SOB O AZUL DE NUVENS


“Quando um muro separa, uma ponte une...”
(Paulo César Pinheiro\ PESADELO)

Quando o primeiro tronco caiu sobre um pequeno riacho e suas extremidades ocuparam as margens opostas, estava inaugurada uma nova maneira de se ultrapassar obstáculos em busca de alimento e de abrigo. Esse jeito natural de interligar, no mesmo nível, pontos separados por rios, vales ou outros impedimentos foi prontamente imitado pelo homem e, na época dos etruscos, recebeu o nome de “pont” (estrada). Desde as primeiras, de troncos de árvores ou pranchas de pedra, a evolução de suas construções levou a humanidade a conceber estruturas duradouras diversificadas: em arcos, em ferro fundido, com treliças ou cabos, em aço ou suspensas em extensos vãos (sob água ou meio seco) e à criação, na França, da primeira escola superior de engenharia civil, a École de Ponts et Chaussées, do século XVII.

Existem as mais famosas (Ponte 25 de abril, suspensa, liga Lisboa à margem sul do rio Tejo; Ironbridge, primeira ponte inglesa de ferro fundido; Ponte de Londres, sobre o rio Tâmisa; Golden Gate Bridge, americana, sobre a Baía de São Francisco; Ponte do Brooklyn, sobre o rio Hudson; Ponte Hercílio Luz, em Santa Catarina, a maior ponte pênsil do Brasil; Ponte Rio-Niterói, com 13,9 km de extensão, e a ponte JK, cartão postal do principal centro político-administrativo do país) e as nem tão famosas, mas brilhantes em sua tarefa de conectar lugares e pessoas, como a nossa Ponte de Delta.

Paradoxalmente, essa ponte que desde 1915 une paulistas e mineiros foi campo de batalha para separá-los, na época da chamada Revolução de 1930. O movimento armado liderado por Minas, Paraíba e Rio Grande do Sul, culminou no golpe de estado que depôs o presidente da república Washington Luís, impediu a posse do eleito, Júlio Prestes, e pôs fim à Republica Velha. Há muitos relatos históricos sobre a árdua batalha, principalmente por conta da estrada de ferro, e quem pôde, como eu, conviver com um avô morador do outro lado da ponte, na época, ouviu casos e histórias de corpos de combatentes descendo o rio.

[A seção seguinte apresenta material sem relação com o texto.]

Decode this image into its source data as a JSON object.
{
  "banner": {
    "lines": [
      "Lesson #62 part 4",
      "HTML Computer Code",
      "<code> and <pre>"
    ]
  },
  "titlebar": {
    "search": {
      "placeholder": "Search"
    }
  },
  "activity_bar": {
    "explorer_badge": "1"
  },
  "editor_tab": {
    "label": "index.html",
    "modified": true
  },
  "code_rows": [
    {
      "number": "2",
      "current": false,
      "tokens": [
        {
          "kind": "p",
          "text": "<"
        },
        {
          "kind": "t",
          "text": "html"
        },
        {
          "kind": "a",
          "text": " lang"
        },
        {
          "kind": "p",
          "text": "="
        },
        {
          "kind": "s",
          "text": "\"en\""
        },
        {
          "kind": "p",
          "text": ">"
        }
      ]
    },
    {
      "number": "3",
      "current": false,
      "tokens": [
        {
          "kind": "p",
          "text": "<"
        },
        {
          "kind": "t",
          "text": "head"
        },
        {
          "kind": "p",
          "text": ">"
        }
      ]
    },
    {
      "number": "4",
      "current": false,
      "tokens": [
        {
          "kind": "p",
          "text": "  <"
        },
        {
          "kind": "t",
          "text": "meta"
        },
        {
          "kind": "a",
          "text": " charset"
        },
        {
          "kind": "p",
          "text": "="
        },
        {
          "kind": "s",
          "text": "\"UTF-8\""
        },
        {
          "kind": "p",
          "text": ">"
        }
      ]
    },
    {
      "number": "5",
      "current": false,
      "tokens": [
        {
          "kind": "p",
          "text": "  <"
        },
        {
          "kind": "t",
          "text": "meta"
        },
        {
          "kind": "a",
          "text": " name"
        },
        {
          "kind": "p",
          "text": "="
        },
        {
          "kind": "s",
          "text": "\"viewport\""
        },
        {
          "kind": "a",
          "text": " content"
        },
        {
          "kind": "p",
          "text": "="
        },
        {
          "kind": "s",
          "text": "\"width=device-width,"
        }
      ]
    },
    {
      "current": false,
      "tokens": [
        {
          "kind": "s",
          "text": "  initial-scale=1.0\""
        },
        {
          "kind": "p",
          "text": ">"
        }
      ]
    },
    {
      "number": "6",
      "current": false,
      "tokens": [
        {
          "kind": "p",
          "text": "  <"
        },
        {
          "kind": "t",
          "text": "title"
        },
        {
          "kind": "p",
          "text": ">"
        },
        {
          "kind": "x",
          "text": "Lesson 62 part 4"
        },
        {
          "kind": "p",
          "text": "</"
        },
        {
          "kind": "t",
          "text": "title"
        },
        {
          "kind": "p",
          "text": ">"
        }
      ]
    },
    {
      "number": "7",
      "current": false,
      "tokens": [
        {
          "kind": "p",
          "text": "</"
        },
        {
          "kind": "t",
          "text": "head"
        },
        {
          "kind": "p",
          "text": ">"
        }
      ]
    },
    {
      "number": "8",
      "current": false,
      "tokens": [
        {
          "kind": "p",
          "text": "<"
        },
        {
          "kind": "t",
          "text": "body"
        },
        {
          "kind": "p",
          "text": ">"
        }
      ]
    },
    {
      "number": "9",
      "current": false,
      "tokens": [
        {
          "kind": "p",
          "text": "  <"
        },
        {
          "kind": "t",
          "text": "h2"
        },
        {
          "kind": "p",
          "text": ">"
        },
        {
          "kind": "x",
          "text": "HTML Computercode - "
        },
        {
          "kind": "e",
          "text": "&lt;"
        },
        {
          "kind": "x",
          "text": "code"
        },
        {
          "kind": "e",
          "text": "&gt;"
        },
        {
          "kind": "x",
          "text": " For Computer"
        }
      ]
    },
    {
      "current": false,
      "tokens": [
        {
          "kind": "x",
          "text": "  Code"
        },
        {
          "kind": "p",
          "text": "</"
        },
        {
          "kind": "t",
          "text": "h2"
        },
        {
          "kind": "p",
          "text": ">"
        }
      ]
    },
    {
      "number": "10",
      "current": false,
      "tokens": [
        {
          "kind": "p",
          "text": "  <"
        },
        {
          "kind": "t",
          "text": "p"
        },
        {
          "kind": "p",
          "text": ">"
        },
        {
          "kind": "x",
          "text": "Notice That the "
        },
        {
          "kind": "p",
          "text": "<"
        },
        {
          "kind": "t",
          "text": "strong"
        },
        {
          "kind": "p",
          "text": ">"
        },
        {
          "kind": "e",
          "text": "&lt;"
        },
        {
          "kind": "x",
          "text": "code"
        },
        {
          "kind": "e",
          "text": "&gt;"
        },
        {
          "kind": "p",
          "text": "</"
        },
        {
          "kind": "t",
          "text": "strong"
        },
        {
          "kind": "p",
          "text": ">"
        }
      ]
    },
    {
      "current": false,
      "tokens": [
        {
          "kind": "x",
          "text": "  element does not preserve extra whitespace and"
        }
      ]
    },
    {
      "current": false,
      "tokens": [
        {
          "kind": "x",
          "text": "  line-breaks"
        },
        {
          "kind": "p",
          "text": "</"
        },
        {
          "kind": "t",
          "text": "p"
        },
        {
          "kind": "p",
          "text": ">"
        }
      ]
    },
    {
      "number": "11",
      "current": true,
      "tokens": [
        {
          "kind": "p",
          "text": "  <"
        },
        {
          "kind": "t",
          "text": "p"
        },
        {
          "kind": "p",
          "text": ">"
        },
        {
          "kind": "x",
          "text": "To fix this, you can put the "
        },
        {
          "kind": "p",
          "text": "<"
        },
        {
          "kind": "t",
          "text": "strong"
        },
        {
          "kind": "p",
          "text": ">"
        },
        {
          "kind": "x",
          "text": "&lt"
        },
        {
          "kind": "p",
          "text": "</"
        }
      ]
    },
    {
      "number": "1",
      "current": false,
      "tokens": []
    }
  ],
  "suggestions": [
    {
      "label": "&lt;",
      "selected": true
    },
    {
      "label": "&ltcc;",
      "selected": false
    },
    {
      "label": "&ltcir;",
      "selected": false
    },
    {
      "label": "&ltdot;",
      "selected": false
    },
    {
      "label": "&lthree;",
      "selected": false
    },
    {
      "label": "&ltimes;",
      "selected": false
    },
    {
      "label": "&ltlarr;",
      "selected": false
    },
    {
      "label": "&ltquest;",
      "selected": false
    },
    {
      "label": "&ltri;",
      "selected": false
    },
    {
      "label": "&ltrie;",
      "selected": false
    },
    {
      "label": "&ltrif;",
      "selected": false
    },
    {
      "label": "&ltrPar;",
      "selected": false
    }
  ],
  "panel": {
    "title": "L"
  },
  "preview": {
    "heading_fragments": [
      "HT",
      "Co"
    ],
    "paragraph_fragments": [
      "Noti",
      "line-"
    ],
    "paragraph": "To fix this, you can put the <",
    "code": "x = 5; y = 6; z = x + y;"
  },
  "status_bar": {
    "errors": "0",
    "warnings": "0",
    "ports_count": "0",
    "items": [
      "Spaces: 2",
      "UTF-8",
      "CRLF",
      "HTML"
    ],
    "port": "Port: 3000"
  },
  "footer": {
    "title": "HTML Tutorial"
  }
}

A estrutura de ferro foi construída para atender à malha ferroviária da Cia. Mogiana que – nascida em berço paulista – cresceu cortando o Triângulo Mineiro e aportou em Uberaba, por volta de 1889. Alguns dizem que as peças vieram da Inglaterra, outros afirma que a ponte tem nacionalidade alemã. O certo é que a partir da década de 1910, a travessia do rio deixou de ser feita com barco ou canoas, para as gentes do lado mineiro (Delta, Sacramento e Conquista, pacatas cidadezinhas que vão devagar, como diria Durmmond), da banda paulista (Aramina, Igarapava) e outras, vindas de estados mais distantes. Quando inaugurada, as pessoas chegavam de todas as localidades para contemplar a beleza. Hoje, o que resta de uma das principais rotas de ligação entre São Paulo e Minas é um conjunto de sustentações, de 324 metros de ferro importado, que guarda marcas históricas importantes, mas que se encontra desgastado, sucateado, cheio de rachaduras, com grades de proteção distorcidas, sinais de infiltração e desprovido de possibilidades de investimentos em sua restauração.

Lenine canta: “A ponte é até onde vai o meu pensamento\ A ponte não é para ir nem pra voltar\ A ponte é somente pra atravessar\ Caminhar sobre as águas desse momento...” e penso que as águas do momento de alguns, quando muito turvas ou turbulentas não oferecem outros caminhos senão os da entrega dolorida. Se muitos se atiraram, e ainda o fazem, da famosa, Golden Gate, ou de outra, sob um céu azul de nuvens fiapentas, não há relato de que isso tenha ocorrido na de Delta, encoberta pelo mesmo céu azul, mas foi sob ela que muitos mergulharam, na profundeza das águas, um futuro inteiro, ao se transformarem – pela bala do inimigo – em corpos correnteza abaixo.

O que, provavelmente, não se passa por nossas cabeças, na vã correria diária, é pensar em como pontes foram e são construídas, em quantos morreram e morrem, durante o processo, deixando nas armações e concretagens, sonhos de um dia atravessá-las e contar que ali tinha seu braço, e no quanto, por mais modernos que estejam as práticas de engenharia e os equipamentos de proteção, haverá sempre momentos de suspensão e, sob os pés, só a forte correnteza da monumental e gorda serpente líquida que, na pressa, de atingir o mar, engole vigas, cabos, roldanas e almas.